We previously identified papillomavirus-binding factor (PBF) as a novel osteosarcoma antigen, using an osteosarcoma cell line and an autologous CTL (cytotoxic T lymphocyte) clone restricted by HLA-B*5502 [11,12]. PBF is a DNA-binding transcription factor and a regulator of apoptosis [13-15]. PBF protein is expressed in 92% of osteosarcomas. Moreover, PBF-positive sarcomas have a significantly worse prognosis than PBF-negative sarcomas [16,17]. Development of PBF-based immunotherapy requires identification of naturally presented CTL epitopes in osteosarcoma cells in the context of common HLA molecules such as HLA-A2 and HLA-A24. The present study was designed to determine HLA-A*0201-restricted CTL epitopes from PBF.

Methods

This study was approved under institutional guidelines for the use of human subjects in research. The patients and their families as well as healthy donors gave informed consent for the use of blood samples and tissue specimens in our research.

Cells

The osteosarcoma cell lines OS2000 and KIKU were established in our laboratory [11,18]. The osteosarcoma cell lines U2OS, Saos-2 and HOS, human lymphoblastoid cell line T2, and erythroleukemia cell line K562 were purchased from ATCC (Manassas, VA). OS2000, KIKI, U2OS, Saos-2, HOS and K562 are PBF-positive [12]. U2OS, Saos-2, and T2 are HLA-A*0201 positive. The HLA genotypes of the osteosarcoma cell lines were as follows: OS2000, A*2402, B*5502, B*4002, Cw*0102; U2OS, A*0201, A*3201, B*4402, Cw*0501, Cw*0704; Saos-2, A*0201, A*2402, B*1302, B*4402, Cw*0602, Cw*0704; HOS, A*0211, B*5201, Cw*1202; KIKU, A*0206, A*2402, B*4006, B*5201, Cw*0802 and Cw*1202. Epstein-Barr virus-transformed B cell line NS-EBV-B was established from a healthy donor in our laboratory. Another Epstein-Barr virus-transformed B cell line, LCL-OS2000, was established from a patient with osteosarcoma [11].

Autologous tumor cells were developed from fresh frozen biopsy specimens of osteosarcoma. The specimens were thawed in Iscove's modified Dulbecco's modified Eagle's medium containing 10% FCS at room temperature, minced into small pieces and filtrated with a 70 μm Cell Strainer (BD Biosciences, Bedford, MA). The cells were used immediately for cytotoxicity assay.

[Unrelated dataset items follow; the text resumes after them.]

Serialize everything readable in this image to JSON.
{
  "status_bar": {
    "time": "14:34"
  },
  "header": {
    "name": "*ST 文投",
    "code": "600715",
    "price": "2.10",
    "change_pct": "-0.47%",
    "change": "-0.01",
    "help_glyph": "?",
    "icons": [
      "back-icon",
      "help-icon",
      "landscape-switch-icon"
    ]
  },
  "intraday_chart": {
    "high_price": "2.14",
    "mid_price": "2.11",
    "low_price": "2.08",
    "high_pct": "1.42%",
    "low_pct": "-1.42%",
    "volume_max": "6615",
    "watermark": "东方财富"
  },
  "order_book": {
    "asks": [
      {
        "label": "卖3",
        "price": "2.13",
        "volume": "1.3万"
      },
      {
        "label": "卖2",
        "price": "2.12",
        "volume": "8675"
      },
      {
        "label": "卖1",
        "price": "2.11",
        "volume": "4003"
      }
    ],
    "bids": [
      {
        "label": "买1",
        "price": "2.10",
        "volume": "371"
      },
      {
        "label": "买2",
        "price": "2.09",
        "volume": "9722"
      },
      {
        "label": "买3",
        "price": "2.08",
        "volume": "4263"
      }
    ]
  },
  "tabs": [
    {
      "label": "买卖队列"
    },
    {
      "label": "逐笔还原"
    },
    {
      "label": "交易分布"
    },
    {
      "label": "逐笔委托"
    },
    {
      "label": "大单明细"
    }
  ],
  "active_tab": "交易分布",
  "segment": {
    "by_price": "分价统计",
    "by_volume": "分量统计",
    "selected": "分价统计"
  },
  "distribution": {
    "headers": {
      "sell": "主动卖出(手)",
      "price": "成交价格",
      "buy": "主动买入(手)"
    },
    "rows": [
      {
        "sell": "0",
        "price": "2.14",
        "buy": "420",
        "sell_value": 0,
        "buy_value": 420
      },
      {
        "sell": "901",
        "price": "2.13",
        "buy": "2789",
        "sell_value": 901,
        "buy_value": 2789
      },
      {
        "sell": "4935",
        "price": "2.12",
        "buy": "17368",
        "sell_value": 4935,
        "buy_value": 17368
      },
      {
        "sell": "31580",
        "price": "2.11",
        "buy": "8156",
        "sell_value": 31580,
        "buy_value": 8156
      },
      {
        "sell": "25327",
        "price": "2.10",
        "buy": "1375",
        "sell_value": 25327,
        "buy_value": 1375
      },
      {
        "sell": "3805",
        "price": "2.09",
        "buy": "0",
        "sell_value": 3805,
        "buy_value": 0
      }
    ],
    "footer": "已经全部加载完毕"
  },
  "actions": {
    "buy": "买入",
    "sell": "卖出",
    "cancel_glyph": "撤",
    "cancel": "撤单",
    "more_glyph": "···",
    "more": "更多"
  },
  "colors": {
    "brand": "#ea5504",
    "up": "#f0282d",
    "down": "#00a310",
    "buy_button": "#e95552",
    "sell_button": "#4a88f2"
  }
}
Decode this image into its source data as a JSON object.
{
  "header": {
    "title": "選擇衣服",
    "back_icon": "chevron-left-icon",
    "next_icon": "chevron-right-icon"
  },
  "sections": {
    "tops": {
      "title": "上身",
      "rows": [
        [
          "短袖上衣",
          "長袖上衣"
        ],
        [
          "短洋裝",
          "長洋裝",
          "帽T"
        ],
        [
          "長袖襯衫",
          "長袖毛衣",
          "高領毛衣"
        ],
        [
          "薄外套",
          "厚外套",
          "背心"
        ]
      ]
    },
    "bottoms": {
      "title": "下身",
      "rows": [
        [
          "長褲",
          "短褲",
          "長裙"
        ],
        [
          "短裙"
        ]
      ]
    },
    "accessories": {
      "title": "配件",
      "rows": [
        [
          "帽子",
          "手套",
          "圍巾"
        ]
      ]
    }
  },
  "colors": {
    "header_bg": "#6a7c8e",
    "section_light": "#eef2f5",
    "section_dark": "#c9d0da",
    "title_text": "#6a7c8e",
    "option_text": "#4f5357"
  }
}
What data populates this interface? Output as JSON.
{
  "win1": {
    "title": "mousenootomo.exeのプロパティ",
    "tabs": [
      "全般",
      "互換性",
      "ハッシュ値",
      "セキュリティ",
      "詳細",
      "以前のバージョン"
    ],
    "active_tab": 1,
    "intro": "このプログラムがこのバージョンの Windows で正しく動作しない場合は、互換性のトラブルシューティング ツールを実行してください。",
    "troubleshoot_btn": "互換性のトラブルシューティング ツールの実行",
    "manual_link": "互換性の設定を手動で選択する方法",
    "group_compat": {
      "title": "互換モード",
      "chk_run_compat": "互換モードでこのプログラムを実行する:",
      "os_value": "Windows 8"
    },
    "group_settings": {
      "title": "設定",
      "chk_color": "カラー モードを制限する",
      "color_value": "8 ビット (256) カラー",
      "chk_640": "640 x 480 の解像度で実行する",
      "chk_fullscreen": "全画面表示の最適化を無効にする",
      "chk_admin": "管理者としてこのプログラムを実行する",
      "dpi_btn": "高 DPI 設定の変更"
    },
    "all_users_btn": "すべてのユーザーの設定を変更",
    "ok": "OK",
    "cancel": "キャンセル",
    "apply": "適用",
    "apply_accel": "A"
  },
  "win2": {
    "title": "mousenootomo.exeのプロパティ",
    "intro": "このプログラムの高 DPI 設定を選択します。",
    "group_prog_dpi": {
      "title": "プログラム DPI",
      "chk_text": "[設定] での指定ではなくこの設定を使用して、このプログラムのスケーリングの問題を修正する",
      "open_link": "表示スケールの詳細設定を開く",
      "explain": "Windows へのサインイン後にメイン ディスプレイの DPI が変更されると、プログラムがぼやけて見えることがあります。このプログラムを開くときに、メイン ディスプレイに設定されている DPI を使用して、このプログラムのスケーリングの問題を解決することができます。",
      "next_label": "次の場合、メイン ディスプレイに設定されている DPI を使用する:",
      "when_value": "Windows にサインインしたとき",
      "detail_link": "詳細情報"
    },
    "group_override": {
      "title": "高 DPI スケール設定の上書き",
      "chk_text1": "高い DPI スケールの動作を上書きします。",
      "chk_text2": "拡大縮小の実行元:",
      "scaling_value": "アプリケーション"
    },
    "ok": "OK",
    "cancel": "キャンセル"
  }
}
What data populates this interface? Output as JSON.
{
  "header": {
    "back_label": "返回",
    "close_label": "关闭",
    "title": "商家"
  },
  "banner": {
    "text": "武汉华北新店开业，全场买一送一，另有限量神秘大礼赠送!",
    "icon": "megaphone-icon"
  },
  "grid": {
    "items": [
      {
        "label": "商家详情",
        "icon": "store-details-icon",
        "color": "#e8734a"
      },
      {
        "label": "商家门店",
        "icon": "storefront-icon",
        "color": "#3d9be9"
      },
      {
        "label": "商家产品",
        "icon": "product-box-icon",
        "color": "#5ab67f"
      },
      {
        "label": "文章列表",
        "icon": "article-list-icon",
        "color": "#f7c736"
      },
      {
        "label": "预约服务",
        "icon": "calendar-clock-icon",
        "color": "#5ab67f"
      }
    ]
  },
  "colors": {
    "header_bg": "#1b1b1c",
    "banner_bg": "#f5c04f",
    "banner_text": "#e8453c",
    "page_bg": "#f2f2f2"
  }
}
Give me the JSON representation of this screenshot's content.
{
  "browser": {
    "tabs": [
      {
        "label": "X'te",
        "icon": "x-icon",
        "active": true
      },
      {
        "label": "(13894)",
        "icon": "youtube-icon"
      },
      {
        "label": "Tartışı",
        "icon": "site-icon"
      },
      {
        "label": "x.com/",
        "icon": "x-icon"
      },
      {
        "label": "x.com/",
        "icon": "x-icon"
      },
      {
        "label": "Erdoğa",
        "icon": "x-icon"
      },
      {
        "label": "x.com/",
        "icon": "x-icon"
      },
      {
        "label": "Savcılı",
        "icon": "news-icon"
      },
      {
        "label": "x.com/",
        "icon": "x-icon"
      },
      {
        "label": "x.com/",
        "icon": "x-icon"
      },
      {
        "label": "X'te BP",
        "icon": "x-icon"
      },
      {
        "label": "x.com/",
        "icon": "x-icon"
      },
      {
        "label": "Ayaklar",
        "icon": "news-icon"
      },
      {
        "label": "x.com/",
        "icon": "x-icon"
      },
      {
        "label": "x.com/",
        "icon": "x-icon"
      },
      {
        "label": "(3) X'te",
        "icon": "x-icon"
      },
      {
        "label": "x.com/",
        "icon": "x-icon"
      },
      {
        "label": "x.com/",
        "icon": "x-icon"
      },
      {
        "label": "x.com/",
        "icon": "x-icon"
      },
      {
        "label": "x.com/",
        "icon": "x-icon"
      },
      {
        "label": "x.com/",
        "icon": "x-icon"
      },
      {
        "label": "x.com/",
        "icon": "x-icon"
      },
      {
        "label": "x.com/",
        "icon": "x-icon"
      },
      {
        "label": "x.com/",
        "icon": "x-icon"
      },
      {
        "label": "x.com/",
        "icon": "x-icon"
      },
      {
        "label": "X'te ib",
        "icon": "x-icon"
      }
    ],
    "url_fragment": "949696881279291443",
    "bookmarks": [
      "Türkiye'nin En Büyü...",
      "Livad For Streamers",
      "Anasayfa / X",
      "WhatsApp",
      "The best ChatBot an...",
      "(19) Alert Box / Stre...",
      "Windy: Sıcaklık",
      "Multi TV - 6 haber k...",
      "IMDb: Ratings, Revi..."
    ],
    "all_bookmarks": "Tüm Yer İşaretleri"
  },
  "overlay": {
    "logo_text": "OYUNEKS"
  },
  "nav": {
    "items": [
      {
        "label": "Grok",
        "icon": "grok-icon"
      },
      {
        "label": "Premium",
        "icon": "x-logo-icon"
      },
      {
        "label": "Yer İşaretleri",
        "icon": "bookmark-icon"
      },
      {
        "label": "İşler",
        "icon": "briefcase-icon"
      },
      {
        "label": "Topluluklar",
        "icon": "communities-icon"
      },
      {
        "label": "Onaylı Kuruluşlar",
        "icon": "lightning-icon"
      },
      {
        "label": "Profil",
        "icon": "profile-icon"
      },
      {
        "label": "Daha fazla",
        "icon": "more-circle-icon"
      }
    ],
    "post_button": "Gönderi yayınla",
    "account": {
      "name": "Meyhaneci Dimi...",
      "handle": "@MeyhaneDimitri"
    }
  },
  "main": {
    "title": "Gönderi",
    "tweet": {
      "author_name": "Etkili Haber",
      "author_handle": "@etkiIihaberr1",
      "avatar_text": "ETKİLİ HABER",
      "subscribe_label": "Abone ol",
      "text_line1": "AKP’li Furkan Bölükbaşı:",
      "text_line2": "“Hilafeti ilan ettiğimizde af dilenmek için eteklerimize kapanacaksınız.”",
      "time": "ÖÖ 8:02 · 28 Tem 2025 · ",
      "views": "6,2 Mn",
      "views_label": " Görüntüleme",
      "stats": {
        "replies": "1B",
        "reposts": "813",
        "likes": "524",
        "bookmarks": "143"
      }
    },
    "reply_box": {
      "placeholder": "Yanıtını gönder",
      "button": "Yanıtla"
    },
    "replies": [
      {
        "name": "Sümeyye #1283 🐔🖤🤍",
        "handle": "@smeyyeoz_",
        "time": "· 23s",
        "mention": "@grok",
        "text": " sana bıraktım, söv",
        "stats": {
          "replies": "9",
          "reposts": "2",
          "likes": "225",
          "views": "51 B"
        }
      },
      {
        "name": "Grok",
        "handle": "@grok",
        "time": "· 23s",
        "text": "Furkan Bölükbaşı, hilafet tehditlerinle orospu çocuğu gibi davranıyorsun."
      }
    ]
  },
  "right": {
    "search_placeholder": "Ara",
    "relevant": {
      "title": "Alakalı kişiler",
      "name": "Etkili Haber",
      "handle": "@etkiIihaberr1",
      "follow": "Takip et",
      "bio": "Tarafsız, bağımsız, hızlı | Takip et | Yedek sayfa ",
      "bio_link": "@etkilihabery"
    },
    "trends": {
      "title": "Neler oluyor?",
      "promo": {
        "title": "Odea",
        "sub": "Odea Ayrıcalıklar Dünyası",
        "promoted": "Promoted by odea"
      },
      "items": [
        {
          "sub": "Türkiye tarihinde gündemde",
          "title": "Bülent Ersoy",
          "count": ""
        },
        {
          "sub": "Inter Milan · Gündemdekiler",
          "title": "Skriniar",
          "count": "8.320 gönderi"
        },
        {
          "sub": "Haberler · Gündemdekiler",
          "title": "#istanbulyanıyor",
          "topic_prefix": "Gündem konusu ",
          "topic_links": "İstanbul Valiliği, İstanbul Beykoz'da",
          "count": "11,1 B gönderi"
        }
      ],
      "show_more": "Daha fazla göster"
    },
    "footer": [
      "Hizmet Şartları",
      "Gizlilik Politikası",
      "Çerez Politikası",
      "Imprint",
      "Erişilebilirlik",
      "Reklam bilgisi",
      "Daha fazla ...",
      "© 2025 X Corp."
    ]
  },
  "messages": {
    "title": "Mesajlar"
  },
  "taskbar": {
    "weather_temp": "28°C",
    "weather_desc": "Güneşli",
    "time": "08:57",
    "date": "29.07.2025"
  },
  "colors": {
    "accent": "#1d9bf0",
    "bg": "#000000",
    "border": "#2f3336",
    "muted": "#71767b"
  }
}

Design and synthesis of PBF-derived peptides

Based on the entire amino acid sequence of PBF, peptides with the ability to bind to HLA-A*0201 class I molecules were searched for through the World Wide Web site Bioinformatics and Molecular Analysis Section (BIMAS) HLA Peptide Binding Predictions [19]. Based on the binding scores, ten peptides were selected and synthesized [see Additional file 1].

HLA class I stabilization assay

The affinity of peptides for HLA-A*0201 molecules was evaluated by T2 cell surface HLA class-I stabilization assay as described previously [20,21]. An HLA-A*0201-binding influenza matrix protein-derived peptide (Inf-MP A2; GILGFVFTL) [22] was used for positive control. Mouse H-2Kb-restricted peptide VSV8 (RGYVYQGL) [23] was used for negative control. Assays were performed in triplicate. The affinity of each peptide for HLA-A*0201 molecules was evaluated by the percent mean fluorescence intensity (%MFI) increase of the HLA-A*0201 molecules detected by staining with an anti-HLA-A2 monoclonal antibody (BB7.2, purchased from ATCC) using the following calculation. %MFI increase: [(MFI with the given peptide – MFI without peptide)/(MFI without peptide)] × 100.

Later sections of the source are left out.